Publishers Weekly, starred review. 

"Press draws from decades of interviews, research, and reporting to create a vibrant behind-the-scenes look at the some of the most prominent women creatives in the industry and the role they played in bringing women-focused narratives to the forefront of modern TV and culture... An urgent and entertaining history of the transformative powers of women in TV
- Kirkus, starred review. 

"The book is well-organized chronologically and is an absorbing read with some politics thrown in. There are fascinating interviews with female showrunners such as Roseanne Barr, Amy Sherman-Palladino (Gilmore Girls), Jenji Kohan (Weeds/Orange Is the New Black), and Shonda Rhimes (Scandal). ...Highly recommended for those who enjoy reading about the entertainment industry, how their favorite TV shows are created, and women" - Library Journal, starred review

Joy has also received ringing endorsements from leading members of the punditocracy:

"Please read this book immediately. It is sharp, funny, and gorgeously researched, a satisfying blend of inside dirt and critical illumination. It also places female creativity on television exactly where it belongs: dead center in the cultural conversation.
- Emily Nussbaum, television critic  at The New Yorker

"A roaring tour of women's professional, artistic and political impact on television and on popular culture. By turns invigorating and sobering, Stealing the Show maps the progress of the expanded voice, vision and reach of women on television and behind its scenes."
- Rebecca Traister, author of All the Single Ladies: Unmarried Women and the Rise of An Independent Nation

"Stealing the Show is essential reading for anyone interested in women gaining power, in how edgy storytelling comes to screens, and in brilliantly talented females taking the reins of a once-derided-as-secondary-to-movies medium.... I relished their stories--and was inspired by them, too." 
- Sheila Weller, author of The News Sorority and Girls Like Us

For further information about Stealing the Show, head over to Joy's website - where you can find details of book events in New York and Los Angeles and details about the book's scope and content.

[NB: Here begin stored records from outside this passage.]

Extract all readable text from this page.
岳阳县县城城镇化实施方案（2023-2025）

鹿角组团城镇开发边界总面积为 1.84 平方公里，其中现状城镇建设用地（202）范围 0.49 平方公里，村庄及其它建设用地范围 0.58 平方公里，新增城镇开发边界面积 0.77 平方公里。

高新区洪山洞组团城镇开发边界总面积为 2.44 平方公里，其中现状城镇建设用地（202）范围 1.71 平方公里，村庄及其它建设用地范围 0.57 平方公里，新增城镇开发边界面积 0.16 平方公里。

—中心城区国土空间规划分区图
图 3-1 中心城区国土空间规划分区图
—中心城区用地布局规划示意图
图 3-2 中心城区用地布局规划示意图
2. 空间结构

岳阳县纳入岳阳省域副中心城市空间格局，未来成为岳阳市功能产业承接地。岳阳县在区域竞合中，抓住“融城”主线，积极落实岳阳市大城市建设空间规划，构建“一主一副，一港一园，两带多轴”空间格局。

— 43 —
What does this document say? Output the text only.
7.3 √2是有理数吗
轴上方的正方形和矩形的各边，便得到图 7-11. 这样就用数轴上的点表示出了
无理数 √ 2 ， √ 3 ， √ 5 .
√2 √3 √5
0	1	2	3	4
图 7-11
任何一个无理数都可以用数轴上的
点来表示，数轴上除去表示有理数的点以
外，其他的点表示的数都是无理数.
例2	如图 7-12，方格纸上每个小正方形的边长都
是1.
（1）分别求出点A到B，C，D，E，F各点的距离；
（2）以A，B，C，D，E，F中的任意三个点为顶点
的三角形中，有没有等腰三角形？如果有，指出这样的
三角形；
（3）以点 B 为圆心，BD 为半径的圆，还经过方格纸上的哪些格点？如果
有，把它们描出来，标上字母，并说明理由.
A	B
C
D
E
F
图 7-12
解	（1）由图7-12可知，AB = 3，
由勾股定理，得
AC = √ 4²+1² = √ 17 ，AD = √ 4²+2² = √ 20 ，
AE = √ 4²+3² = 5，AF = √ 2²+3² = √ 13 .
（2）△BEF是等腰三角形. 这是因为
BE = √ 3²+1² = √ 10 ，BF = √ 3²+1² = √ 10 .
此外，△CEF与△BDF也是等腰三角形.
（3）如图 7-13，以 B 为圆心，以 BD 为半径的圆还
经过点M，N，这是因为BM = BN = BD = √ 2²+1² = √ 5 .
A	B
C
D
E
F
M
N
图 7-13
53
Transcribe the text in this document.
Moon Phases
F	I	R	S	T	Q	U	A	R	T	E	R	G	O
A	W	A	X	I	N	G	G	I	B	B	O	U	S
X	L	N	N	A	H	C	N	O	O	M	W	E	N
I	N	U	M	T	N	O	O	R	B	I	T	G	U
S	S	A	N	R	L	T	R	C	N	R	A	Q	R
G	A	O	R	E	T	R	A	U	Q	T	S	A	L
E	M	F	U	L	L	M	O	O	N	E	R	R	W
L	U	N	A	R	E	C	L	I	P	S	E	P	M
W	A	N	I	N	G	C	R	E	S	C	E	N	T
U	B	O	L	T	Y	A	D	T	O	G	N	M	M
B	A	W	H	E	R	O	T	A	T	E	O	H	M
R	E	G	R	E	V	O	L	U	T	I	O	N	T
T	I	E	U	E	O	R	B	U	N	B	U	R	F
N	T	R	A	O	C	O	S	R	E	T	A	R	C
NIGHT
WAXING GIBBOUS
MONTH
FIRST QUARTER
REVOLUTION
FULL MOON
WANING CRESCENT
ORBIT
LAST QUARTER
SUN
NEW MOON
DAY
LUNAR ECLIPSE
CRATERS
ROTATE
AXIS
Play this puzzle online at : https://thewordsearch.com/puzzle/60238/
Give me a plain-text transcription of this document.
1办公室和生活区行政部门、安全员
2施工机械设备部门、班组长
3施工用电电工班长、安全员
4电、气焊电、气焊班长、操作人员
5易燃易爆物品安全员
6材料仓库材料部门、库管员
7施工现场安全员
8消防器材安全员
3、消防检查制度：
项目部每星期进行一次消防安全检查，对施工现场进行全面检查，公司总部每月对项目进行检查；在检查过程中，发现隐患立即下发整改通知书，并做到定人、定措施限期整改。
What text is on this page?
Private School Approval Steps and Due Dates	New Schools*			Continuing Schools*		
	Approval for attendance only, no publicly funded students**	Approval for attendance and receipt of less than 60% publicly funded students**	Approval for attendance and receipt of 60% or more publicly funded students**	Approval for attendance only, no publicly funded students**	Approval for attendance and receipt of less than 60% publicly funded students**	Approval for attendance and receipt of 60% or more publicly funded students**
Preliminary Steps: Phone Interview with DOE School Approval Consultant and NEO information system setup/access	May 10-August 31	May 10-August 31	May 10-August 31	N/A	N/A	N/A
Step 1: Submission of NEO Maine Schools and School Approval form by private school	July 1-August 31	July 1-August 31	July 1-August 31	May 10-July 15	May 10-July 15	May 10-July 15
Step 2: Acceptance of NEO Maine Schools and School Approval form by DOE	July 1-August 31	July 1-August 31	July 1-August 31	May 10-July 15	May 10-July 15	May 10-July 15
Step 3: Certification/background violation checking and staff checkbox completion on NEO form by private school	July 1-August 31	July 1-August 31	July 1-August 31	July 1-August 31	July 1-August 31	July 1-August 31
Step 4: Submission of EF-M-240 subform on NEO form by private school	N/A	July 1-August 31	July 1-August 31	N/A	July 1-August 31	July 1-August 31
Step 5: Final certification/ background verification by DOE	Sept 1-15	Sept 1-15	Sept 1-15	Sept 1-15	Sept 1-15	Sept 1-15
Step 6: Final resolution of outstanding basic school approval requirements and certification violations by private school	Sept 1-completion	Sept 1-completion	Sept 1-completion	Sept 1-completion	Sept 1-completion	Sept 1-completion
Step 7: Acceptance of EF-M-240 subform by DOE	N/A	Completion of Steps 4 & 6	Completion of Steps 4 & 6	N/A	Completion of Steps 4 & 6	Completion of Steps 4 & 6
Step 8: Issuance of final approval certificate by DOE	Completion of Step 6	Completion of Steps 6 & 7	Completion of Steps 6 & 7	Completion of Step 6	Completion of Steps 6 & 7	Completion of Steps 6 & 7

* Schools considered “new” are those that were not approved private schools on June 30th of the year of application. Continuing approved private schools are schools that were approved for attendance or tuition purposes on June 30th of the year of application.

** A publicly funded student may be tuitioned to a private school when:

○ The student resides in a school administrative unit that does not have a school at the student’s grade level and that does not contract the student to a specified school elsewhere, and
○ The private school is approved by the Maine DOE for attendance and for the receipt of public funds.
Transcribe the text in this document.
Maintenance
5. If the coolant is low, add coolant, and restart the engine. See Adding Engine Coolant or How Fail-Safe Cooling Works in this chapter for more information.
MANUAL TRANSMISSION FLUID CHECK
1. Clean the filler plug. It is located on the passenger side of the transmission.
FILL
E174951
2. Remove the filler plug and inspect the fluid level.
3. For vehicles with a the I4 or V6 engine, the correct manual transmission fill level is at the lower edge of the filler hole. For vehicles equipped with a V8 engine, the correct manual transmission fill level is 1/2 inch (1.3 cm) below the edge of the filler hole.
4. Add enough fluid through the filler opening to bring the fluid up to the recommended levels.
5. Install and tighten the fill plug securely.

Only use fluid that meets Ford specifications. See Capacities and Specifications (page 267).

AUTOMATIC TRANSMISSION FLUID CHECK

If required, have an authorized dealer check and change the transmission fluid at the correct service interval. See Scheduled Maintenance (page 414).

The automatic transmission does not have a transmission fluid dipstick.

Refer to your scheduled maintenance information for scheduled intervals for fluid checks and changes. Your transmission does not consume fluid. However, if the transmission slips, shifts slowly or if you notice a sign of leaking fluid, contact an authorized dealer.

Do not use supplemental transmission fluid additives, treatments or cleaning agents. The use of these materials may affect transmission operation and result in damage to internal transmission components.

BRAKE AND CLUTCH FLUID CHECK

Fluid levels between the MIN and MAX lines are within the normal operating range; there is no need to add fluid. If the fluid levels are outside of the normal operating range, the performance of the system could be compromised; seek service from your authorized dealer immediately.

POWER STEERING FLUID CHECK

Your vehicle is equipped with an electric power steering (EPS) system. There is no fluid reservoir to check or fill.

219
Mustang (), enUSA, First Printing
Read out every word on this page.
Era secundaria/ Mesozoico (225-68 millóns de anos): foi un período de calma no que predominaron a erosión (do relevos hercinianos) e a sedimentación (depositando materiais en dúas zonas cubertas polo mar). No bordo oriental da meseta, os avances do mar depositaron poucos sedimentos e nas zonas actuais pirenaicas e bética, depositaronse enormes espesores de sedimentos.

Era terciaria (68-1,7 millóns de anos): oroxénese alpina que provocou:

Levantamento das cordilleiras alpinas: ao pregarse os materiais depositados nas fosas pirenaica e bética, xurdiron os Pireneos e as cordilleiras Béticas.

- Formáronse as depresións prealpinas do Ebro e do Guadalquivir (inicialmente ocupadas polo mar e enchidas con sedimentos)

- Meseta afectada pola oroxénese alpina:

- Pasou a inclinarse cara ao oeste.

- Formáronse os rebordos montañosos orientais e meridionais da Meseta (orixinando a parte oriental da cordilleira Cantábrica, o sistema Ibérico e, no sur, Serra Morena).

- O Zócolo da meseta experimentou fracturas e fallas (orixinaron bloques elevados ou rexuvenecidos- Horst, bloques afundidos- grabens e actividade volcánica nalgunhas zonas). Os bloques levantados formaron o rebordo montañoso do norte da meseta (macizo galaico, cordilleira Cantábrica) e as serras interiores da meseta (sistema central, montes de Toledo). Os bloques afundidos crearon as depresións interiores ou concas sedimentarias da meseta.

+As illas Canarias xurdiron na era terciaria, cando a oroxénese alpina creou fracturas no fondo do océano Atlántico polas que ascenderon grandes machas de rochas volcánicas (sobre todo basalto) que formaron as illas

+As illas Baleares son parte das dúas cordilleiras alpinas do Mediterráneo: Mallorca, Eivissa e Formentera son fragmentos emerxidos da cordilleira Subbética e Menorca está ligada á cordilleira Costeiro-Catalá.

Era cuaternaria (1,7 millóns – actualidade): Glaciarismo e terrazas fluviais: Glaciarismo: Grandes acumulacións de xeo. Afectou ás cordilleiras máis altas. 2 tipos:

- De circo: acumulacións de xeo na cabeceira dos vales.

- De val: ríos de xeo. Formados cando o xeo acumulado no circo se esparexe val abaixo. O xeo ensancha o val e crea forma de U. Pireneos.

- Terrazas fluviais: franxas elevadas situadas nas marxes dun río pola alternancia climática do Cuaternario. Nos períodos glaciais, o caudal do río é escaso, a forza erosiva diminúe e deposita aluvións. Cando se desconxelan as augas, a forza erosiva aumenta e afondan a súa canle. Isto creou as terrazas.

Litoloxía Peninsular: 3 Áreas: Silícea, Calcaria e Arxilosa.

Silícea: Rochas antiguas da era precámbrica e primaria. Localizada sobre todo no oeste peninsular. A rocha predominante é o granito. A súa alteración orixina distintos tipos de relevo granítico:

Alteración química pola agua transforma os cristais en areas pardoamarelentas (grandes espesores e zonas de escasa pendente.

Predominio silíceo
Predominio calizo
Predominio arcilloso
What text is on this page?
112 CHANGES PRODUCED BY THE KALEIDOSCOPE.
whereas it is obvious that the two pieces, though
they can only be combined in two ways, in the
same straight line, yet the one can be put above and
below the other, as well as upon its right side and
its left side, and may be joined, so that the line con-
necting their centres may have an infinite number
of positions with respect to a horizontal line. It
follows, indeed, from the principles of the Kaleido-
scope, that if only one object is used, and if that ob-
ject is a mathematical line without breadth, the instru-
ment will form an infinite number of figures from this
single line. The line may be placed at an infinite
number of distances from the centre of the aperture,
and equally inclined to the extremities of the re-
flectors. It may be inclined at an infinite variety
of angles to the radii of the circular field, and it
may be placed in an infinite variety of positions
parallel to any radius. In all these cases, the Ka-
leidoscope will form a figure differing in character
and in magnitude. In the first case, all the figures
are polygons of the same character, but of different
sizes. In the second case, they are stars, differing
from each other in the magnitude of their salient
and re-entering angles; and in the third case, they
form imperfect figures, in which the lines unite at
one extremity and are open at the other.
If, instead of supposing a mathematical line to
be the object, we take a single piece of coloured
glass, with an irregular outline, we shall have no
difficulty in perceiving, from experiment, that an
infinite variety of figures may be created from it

To buy the US edition go here
To buy the UK edition go here.

                                 

Wednesday, November 15, 2017

"Eloquent Rage"

A fascinating oral history convened by Joy Press of New York Radical Women: the Sixties feminist thought-cell and guerrilla theater unit, born in flames of rage 50 years ago, who pioneered consciousness raising, who coined concepts and slogans like "the Personal is Political" and "Sisterhood is Powerful," and who launched absurdist-satiric attacks on the Miss America pageant and Wall Street. Featuring the voices of Robin Morgan, Ellen Willis, Susan Brownmiller, Alix Kate Shulman, Shulamith Firestone, Kathie Sarachild, and more, this is an exhilarating memorial to a group whose ideas + spirit are more timely + urgent than ever in this savagely polarized political-cultural moment.


  New York Radical Women hurl cosmetics and feminine 
    accoutrements into the Freedom Trash Can at the 1968 Miss 
America pageant. Pic by Bev Grant. 


Protesting Miss America again, 1969. 


Hexing Wall Street, 1969. Pic by Bev Grant.